Well, that didn’t last long. A little over a year ago, investors were lining up around the block to invest in SPACs. Banks were scrambling to get in on the fee-making feeding frenzy. But today, everywhere you look, banks are bidding a hasty retreat from cash-shell raisings.

Citi, which underwrote more SPACs in 2021 than any other bank, raking in more than US$440 million in revenue, reversed course a few months ago. The four SPAC IPOs it advised in 2022 suffice to rank Citi third in Dealogic’s league tables, but the bank has not underwritten a new SPAC listing since February. If rumors are to be believed, it has put the practice on hold.

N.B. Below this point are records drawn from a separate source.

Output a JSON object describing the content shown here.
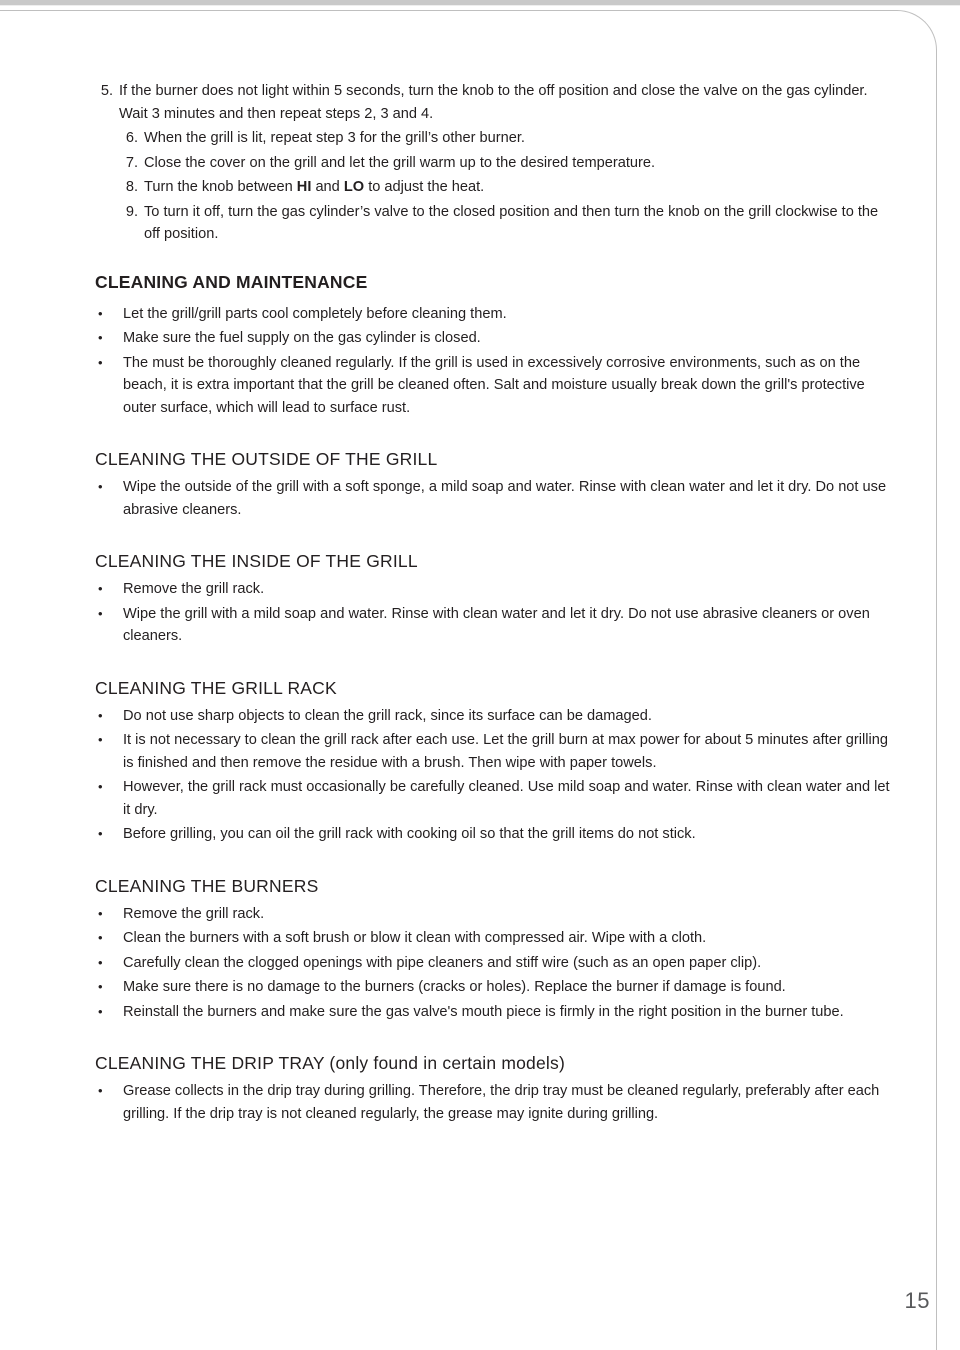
{
  "page": {
    "number": "15",
    "frame_color": "#bfbfbf",
    "top_bar_color": "#c9c9c9",
    "text_color": "#231f20"
  },
  "ordered_items": [
    {
      "num": "5.",
      "text": "If the burner does not light within 5 seconds, turn the knob to the off position and close the valve on the gas cylinder. Wait 3 minutes and then repeat steps 2, 3 and 4."
    },
    {
      "num": "6.",
      "text": "When the grill is lit, repeat step 3 for the grill’s other burner."
    },
    {
      "num": "7.",
      "text": "Close the cover on the grill and let the grill warm up to the desired temperature."
    },
    {
      "num": "8.",
      "text": "Turn the knob between HI and LO to adjust the heat.",
      "html": "Turn the knob between <b>HI</b> and <b>LO</b> to adjust the heat."
    },
    {
      "num": "9.",
      "text": "To turn it off, turn the gas cylinder’s valve to the closed position and then turn the knob on the grill clockwise to the off position."
    }
  ],
  "sections": [
    {
      "heading": "CLEANING AND MAINTENANCE",
      "heading_style": "main",
      "bullets": [
        "Let the grill/grill parts cool completely before cleaning them.",
        "Make sure the fuel supply on the gas cylinder is closed.",
        "The must be thoroughly cleaned regularly. If the grill is used in excessively corrosive environments, such as on the beach, it is extra important that the grill be cleaned often. Salt and moisture usually break down the grill's protective outer surface, which will lead to surface rust."
      ]
    },
    {
      "heading": "CLEANING THE OUTSIDE OF THE GRILL",
      "heading_style": "sub",
      "bullets": [
        "Wipe the outside of the grill with a soft sponge, a mild soap and water. Rinse with clean water and let it dry. Do not use abrasive cleaners."
      ]
    },
    {
      "heading": "CLEANING THE INSIDE OF THE GRILL",
      "heading_style": "sub",
      "bullets": [
        "Remove the grill rack.",
        "Wipe the grill with a mild soap and water. Rinse with clean water and let it dry. Do not use abrasive cleaners or oven cleaners."
      ]
    },
    {
      "heading": "CLEANING THE GRILL RACK",
      "heading_style": "sub",
      "bullets": [
        "Do not use sharp objects to clean the grill rack, since its surface can be damaged.",
        "It is not necessary to clean the grill rack after each use. Let the grill burn at max power for about 5 minutes after grilling is finished and then remove the residue with a brush. Then wipe with paper towels.",
        "However, the grill rack must occasionally be carefully cleaned. Use mild soap and water. Rinse with clean water and let it dry.",
        "Before grilling, you can oil the grill rack with cooking oil so that the grill items do not stick."
      ]
    },
    {
      "heading": "CLEANING THE BURNERS",
      "heading_style": "sub",
      "bullets": [
        "Remove the grill rack.",
        "Clean the burners with a soft brush or blow it clean with compressed air. Wipe with a cloth.",
        "Carefully clean the clogged openings with pipe cleaners and stiff wire (such as an open paper clip).",
        "Make sure there is no damage to the burners (cracks or holes). Replace the burner if damage is found.",
        "Reinstall the burners and make sure the gas valve's mouth piece is firmly in the right position in the burner tube."
      ]
    },
    {
      "heading": "CLEANING THE DRIP TRAY (only found in certain models)",
      "heading_style": "sub",
      "bullets": [
        "Grease collects in the drip tray during grilling. Therefore, the drip tray must be cleaned regularly, preferably after each grilling. If the drip tray is not cleaned regularly, the grease may ignite during grilling."
      ]
    }
  ],
  "bullet_glyph": "•"
}
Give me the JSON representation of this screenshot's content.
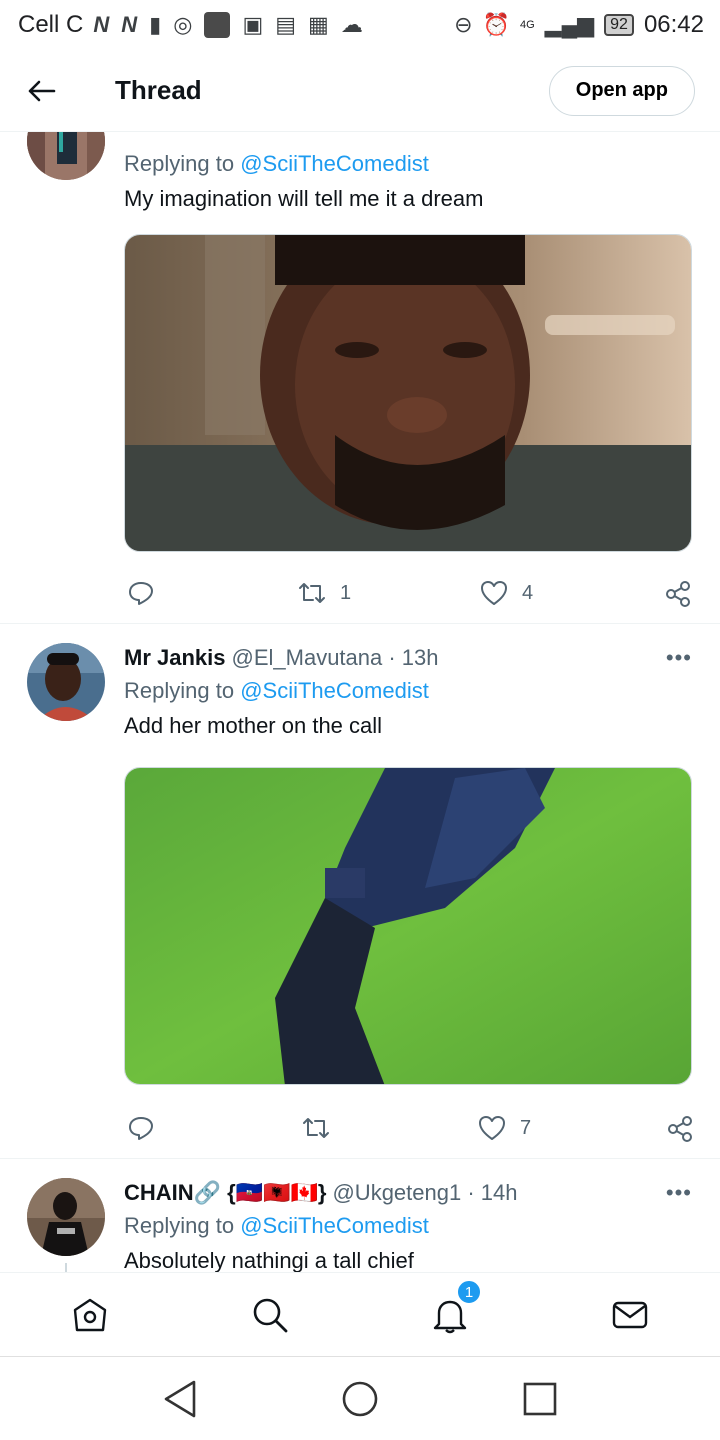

Likewise, after taking 42 SPACs public in 2021, Morgan Stanley appears to have ended its involvement in their issuance in 2022, according to a review of Dealogic data. The last US SPAC the bank took public was Pearl Holdings Acquisition in December. Pearl Holdings is just one of three SPACs that Morgan Stanley ran books for in H2 2021. The bank took 39 SPACs public in H1 2021 and netted more than US$203 million in fees over the year.

JPMorgan has only taken two SPACs public in 2022. It ran books for Sound Point Acquisition in March and Cartica Acquisition in January. Last year, the bank took 38 SPACs public, generating US$142 million in revenue. This year, it has netted around US$6 million from its two transactions.

Barclays—which underwrote 45 SPAC IPOs in 2021—has also fallen out of the top 10 in Dealogic’s league tables. The bank has only advised one such listing in 2022.

Unlimited liability

The market’s change of heart comes after US regulators clamped down on SPACs over the past 12 months, proposing stricter oversight and making it easier for shareholders to sue over false financial projections.

More recently, the US Securities and Exchange Commission (SEC) signaled that banks underwriting SPAC IPOs may also be held liable for the acquisitions their clients subsequently execute. This has prompted banks to pump the brakes.

Earlier this month, Bloomberg reported that Goldman Sachs is severing ties with most of the SPACs it took public and pausing new US SPAC issuance until further notice.

Credit Suisse last month was rumored to have set up a committee to review pending de-SPAC transactions it was advising. Last year, the bank underwrote the fourth most SPACs in the US, netting nearly US$243 million in revenue. This year, the bank isn’t listed on Dealogic’s league tables at all.

Until there is greater clarity on the liability that banks may face, they will be giving blank-check companies a wide berth. And if the SEC confirms bookrunners will be on the hook for inflated promises, SPACs’ best days may already be behind them.